The critical point is that white Americans have yet to learn fully the lessons of African American protests: whenever and however there may have been incremental progress, the U.S. political system always maintains white supremacy and a subordinate status for African Americans. Whites moralizing on looting reveals a certain amnesia about how the game has always been rigged for whites over and against diverse people of color.

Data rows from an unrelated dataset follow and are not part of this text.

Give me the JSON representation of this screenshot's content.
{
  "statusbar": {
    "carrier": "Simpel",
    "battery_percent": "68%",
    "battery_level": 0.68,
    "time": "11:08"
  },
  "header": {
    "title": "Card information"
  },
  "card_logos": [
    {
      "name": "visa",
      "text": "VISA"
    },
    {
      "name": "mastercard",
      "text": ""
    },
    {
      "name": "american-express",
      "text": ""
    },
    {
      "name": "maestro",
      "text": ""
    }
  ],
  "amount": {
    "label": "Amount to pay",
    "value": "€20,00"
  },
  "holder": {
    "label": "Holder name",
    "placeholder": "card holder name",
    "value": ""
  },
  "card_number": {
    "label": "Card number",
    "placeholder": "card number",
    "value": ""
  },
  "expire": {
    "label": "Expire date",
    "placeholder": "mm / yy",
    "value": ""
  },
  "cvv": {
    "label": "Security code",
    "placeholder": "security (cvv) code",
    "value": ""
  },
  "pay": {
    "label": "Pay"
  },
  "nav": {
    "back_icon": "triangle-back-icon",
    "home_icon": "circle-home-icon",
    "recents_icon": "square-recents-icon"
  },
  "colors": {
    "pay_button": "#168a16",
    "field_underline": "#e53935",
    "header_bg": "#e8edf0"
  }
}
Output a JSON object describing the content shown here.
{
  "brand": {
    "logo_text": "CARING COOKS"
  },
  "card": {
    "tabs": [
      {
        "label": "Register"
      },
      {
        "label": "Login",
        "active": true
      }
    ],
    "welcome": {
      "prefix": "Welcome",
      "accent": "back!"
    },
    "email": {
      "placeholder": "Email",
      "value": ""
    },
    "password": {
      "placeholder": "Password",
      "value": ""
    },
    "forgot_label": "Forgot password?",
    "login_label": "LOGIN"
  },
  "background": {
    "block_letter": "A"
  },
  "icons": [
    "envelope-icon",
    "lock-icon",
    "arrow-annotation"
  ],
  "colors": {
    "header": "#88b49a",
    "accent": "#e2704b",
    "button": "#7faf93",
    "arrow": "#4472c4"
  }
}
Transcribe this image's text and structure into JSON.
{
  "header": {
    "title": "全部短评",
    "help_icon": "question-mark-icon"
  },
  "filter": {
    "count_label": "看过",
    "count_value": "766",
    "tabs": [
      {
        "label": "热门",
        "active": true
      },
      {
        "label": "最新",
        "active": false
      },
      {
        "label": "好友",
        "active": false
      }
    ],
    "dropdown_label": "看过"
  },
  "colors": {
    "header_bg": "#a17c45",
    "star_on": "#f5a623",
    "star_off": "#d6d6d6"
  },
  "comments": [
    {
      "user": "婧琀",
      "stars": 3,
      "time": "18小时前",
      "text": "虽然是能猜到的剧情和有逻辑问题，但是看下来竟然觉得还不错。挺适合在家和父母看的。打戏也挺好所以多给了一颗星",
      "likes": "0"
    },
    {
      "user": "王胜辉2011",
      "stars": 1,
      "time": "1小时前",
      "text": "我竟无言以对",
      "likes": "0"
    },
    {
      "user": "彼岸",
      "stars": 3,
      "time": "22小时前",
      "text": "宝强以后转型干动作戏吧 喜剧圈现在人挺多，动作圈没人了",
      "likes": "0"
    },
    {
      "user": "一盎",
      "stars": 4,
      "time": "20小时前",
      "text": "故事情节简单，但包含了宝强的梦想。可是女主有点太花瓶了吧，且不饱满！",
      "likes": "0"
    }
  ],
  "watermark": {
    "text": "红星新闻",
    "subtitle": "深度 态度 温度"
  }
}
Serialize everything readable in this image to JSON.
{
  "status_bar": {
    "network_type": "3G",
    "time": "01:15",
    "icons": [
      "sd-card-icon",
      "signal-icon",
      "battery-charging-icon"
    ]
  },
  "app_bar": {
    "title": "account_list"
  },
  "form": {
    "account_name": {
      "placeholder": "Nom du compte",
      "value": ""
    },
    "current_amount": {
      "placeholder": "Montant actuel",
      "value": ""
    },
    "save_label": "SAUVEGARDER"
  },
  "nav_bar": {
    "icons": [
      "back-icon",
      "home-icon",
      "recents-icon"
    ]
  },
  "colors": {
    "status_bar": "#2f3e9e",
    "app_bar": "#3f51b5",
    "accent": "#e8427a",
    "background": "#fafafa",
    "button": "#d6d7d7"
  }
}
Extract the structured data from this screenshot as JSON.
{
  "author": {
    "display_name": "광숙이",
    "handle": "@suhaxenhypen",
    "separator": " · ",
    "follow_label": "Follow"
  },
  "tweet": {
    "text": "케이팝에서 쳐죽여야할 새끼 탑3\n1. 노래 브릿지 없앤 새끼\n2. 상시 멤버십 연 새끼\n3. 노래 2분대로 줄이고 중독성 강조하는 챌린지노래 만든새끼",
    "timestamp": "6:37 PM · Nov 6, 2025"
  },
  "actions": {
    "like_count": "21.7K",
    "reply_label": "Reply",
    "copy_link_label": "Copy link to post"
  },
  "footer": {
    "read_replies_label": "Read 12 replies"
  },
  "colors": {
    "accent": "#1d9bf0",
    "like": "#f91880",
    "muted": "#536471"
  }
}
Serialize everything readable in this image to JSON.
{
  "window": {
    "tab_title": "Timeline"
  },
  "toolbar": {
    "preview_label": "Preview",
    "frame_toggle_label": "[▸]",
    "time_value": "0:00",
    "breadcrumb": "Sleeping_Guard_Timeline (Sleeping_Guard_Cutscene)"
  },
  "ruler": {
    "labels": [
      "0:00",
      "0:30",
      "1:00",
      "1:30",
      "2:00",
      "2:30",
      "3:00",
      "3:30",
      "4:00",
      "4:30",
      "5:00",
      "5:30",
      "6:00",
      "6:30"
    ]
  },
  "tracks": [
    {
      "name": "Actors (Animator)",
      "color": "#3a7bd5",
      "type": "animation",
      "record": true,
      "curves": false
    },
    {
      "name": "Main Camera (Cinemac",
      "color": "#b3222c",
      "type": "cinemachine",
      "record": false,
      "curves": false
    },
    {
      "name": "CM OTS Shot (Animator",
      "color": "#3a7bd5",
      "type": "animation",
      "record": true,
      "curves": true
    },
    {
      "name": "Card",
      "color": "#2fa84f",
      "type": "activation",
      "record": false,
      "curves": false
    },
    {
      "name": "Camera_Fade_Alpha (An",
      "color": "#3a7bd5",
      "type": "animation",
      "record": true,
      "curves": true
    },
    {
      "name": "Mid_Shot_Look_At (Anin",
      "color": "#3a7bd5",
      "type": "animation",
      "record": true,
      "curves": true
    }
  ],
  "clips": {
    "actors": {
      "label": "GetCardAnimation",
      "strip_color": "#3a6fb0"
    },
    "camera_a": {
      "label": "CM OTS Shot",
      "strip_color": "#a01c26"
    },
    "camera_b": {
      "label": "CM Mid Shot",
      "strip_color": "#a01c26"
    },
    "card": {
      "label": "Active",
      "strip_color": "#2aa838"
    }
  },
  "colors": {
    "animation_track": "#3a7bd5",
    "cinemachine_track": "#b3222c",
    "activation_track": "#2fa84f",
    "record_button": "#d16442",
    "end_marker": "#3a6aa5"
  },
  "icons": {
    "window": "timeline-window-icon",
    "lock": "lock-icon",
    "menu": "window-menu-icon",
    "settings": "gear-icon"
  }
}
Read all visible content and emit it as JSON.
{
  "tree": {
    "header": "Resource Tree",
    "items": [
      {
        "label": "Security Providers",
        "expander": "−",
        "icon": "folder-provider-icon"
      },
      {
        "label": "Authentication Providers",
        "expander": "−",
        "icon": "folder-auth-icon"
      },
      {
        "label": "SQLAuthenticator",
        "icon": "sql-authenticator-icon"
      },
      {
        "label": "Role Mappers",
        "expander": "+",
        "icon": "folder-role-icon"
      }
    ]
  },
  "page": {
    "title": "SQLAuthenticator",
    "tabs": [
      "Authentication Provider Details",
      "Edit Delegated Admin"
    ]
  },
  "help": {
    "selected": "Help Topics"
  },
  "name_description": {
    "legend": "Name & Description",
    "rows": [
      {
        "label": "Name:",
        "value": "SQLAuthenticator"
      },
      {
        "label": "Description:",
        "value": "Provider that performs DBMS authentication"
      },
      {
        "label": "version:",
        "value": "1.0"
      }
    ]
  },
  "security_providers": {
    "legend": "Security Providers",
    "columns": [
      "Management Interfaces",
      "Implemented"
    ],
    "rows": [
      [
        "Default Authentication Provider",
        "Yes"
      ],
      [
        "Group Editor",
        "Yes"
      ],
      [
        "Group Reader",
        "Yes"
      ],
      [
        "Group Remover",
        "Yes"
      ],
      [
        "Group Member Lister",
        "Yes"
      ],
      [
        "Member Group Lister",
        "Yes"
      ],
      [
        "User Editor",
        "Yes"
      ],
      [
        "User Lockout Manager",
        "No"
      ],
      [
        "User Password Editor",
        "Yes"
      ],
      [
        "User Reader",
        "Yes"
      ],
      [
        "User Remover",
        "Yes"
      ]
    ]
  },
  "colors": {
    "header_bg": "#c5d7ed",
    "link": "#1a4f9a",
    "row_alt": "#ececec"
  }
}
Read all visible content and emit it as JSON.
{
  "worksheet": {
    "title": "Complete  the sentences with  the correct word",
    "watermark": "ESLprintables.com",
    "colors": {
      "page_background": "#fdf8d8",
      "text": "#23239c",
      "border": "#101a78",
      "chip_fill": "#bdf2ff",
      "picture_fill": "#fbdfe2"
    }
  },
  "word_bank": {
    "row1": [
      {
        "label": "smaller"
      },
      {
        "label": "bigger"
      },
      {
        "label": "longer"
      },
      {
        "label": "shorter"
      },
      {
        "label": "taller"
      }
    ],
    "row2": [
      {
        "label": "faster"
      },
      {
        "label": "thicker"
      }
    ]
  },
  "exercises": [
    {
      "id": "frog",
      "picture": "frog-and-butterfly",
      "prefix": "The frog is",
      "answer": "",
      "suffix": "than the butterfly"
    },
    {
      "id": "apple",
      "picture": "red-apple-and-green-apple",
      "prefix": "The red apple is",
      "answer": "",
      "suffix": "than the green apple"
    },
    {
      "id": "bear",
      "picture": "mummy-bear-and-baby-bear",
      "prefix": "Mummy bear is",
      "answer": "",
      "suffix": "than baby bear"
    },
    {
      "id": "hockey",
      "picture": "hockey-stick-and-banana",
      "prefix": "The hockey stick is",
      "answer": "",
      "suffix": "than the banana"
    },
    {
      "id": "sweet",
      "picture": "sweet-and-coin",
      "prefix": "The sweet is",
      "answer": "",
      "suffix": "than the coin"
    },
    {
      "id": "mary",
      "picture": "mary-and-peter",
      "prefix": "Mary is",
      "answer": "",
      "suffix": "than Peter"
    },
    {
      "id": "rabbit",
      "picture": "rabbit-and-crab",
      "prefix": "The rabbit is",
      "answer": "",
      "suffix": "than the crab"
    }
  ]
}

When white Americans carrying assault weapons into the Michigan state Capitol protest that they possess a right to disobey government health care directives over the lives of essential workers, including those who care for the elderly and/or disabled, bus drivers, and nurses, all of whom bear disproportionate burdens of COVID-19, then we know that white Americans are well aware of their privilege and power.

We white folks don't, necessarily, own up to our participation in white supremacy, even if we might post a Black Lives Matter sign in our yard. Why is it that equality under law and the Constitution (the Fifth and 14th Amendments) for African Americans, Latin@s, and Indigenous peoples is never today and always in the future?

We who believe we are white need to make far more difficult collective sacrifices to create the conditions of the possibility of living racial equality as a way of life.

These include decolonial epistemic disobedience, persistent Gandhian civil disobedience, and enacting reparations through radical dispossession and redistribution of land and wealth. That is what we owe if we are going to undertake deep healing of the colonial wound.

A decolonial way of being begins with epistemic disobedience, that is, incessant questioning and critique of the colonial assumptions of modernity, including disobeying the rules of the game so eloquently described by activist Kimberly Jones.

A basic decolonial question is: why save racial capitalism and not human beings? Churches and communities that bodily disobey the rules of the game and make sacrifices that fund reparations create the conditions of the possibility of artfully living the politically (im)possible possibility of the Gospel.